NASHVILLE, Tenn. (May 9, 2012) – Developing drought conditions within the Cumberland River Basin could impact the coordinated operation of the Cumberland River reservoir system, the U.S. Army Corps of Engineers Nashville District said Tuesday.
A mild winter across the region, above average temperatures in March, and insufficient rainfall in the Cumberland River Basin during the month of April have resulted in lower than normal lake levels at area reservoirs. Corps water managers rely on runoff from rainfalls in April to fill the pools of reservoirs in the Basin. At J. Percy Priest Lake, the current reservoir level is 3.7 feet below the elevation it should be for this time of year. Likewise, Lake Barkley is approximately 2.8 feet lower than normal. According to the National Weather Service, much of the Cumberland River Basin is considered to be in moderate drought.
Lower lake levels combined with significantly reduced flow in area streams have the potential to impact a wide range of benefits provided by the coordinated operation of the Cumberland River reservoir system. Similar conditions during the recent severe drought in 2007 and 2008 resulted in interruptions to commercial navigation through Nashville, taste and odor issues at regional water treatment facilities, reduced hydropower generation, and impacts to fish and aquatic life. The most visible indication of the drought conditions are often lower lake levels, which may cause hazards for boating on some lakes in the Cumberland River Basin.

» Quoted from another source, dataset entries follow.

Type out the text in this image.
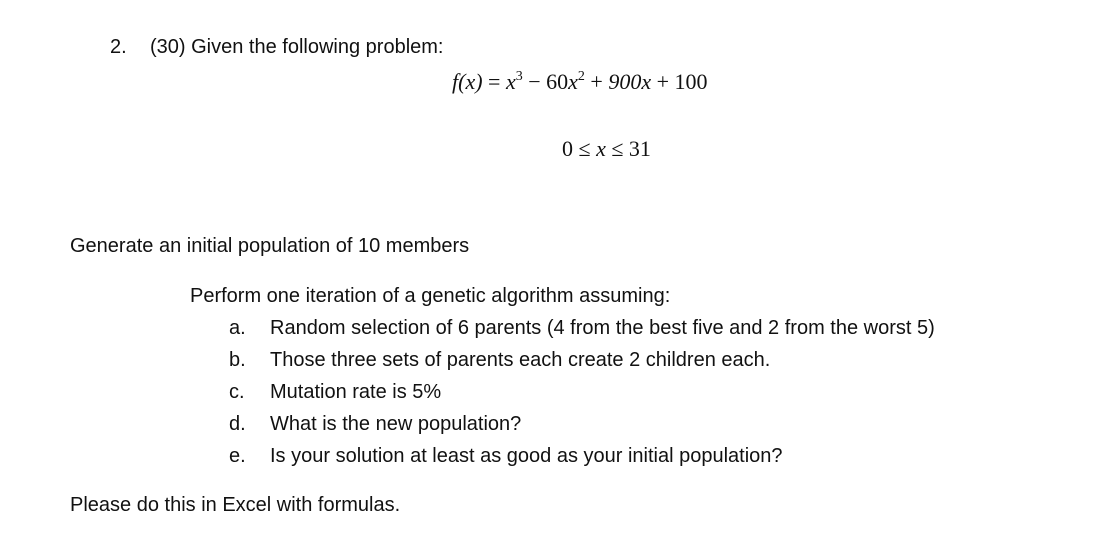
2. (30) Given the following problem:
$f(x) = x^3 - 60x^2 + 900x + 100$
0 ≤ x ≤ 31
Generate an initial population of 10 members
Perform one iteration of a genetic algorithm assuming:
a. Random selection of 6 parents (4 from the best five and 2 from the worst 5)
b. Those three sets of parents each create 2 children each.
c. Mutation rate is 5%
d. What is the new population?
e. Is your solution at least as good as your initial population?
Please do this in Excel with formulas.
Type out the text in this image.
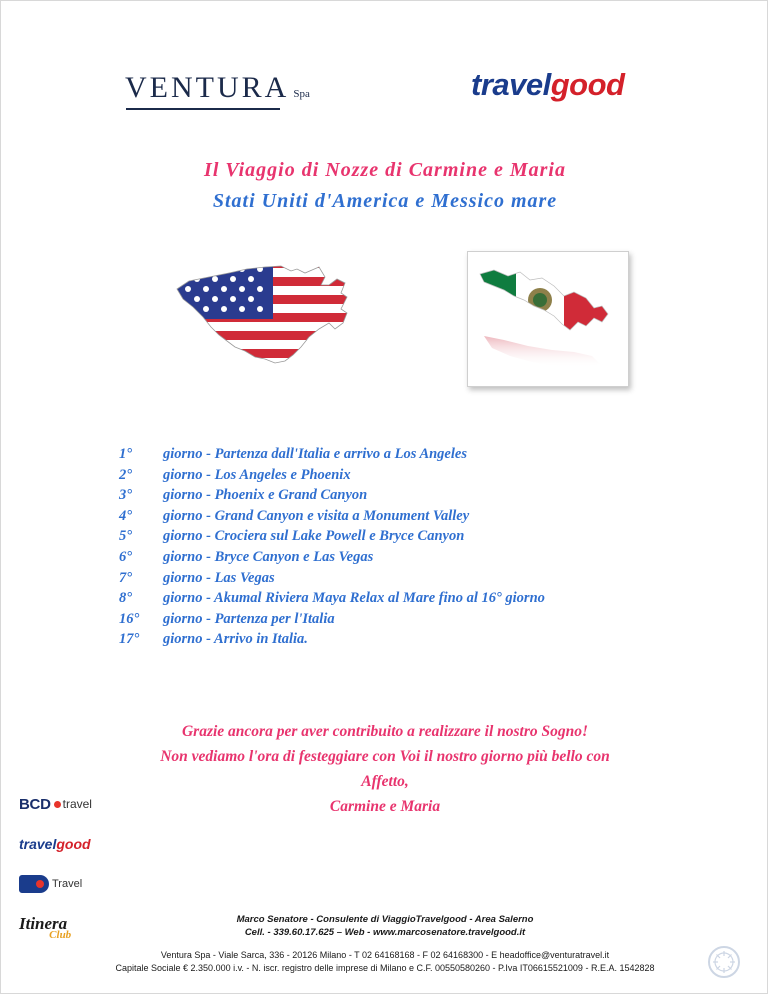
VENTURA Spa	travelgood
Il Viaggio di Nozze di Carmine e Maria
Stati Uniti d'America e Messico mare
1°	giorno - Partenza dall'Italia e arrivo a Los Angeles
2°	giorno - Los Angeles e Phoenix
3°	giorno - Phoenix e Grand Canyon
4°	giorno - Grand Canyon e visita a Monument Valley
5°	giorno - Crociera sul Lake Powell e Bryce Canyon
6°	giorno - Bryce Canyon e Las Vegas
7°	giorno - Las Vegas
8°	giorno - Akumal Riviera Maya Relax al Mare fino al 16° giorno
16°	giorno - Partenza per l'Italia
17°	giorno - Arrivo in Italia.
Grazie ancora per aver contribuito a realizzare il nostro Sogno!
Non vediamo l'ora di festeggiare con Voi il nostro giorno più bello con
Affetto,
Carmine e Maria
BCD travel
travel good
Travel
Itinera
Club
Marco Senatore - Consulente di ViaggioTravelgood - Area Salerno
Cell. - 339.60.17.625 – Web - www.marcosenatore.travelgood.it
Ventura Spa - Viale Sarca, 336 - 20126 Milano - T 02 64168168 - F 02 64168300 - E headoffice@venturatravel.it
Capitale Sociale € 2.350.000 i.v. - N. iscr. registro delle imprese di Milano e C.F. 00550580260 - P.Iva IT06615521009 - R.E.A. 1542828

Mitigating potential impacts because of drought largely is dependent upon two primary factors: the volume of cold water stored in reservoirs and the occurrence of adequate rainfall. Management of the available cold water is important to the health of the aquatic ecosystem and to ensure normal operation of major power plants at Gallatin and Cumberland City, Tenn. Seasonal outlooks from the National Weather Service Climate Prediction Center are for normal rainfall and above normal temperatures this summer. While rainfall is forecast to be normal from June through August, the runoff from typical summer rain events is not sufficient to fully support the benefits the Cumberland River reservoir system is expected to provide. Normally, water stored during the spr ing at the tributary projects (Wolf Creek, Dale Hollow, Center Hill and J. Percy Priest) is used to supplement flows through the Cumberland River lock and dam projects (Cordell Hull, Old Hickory, Cheatham and Barkley) during this period. However, reduced water in storage at Wolf Creek and Center Hill Dams (two largest tributary projects in the Cumberland River system), where there are lake level restrictions in place because of dam safety concerns, will limit the Corps’ ability to respond to low flow conditions. Without lake level restrictions, an adequate volume of cold water would have been stored at these two projects in the spring for release to meet downstream requirements during summer and fall.
As particular impacts are known at specific reservoirs, the Corps of Engineers will keep the public informed.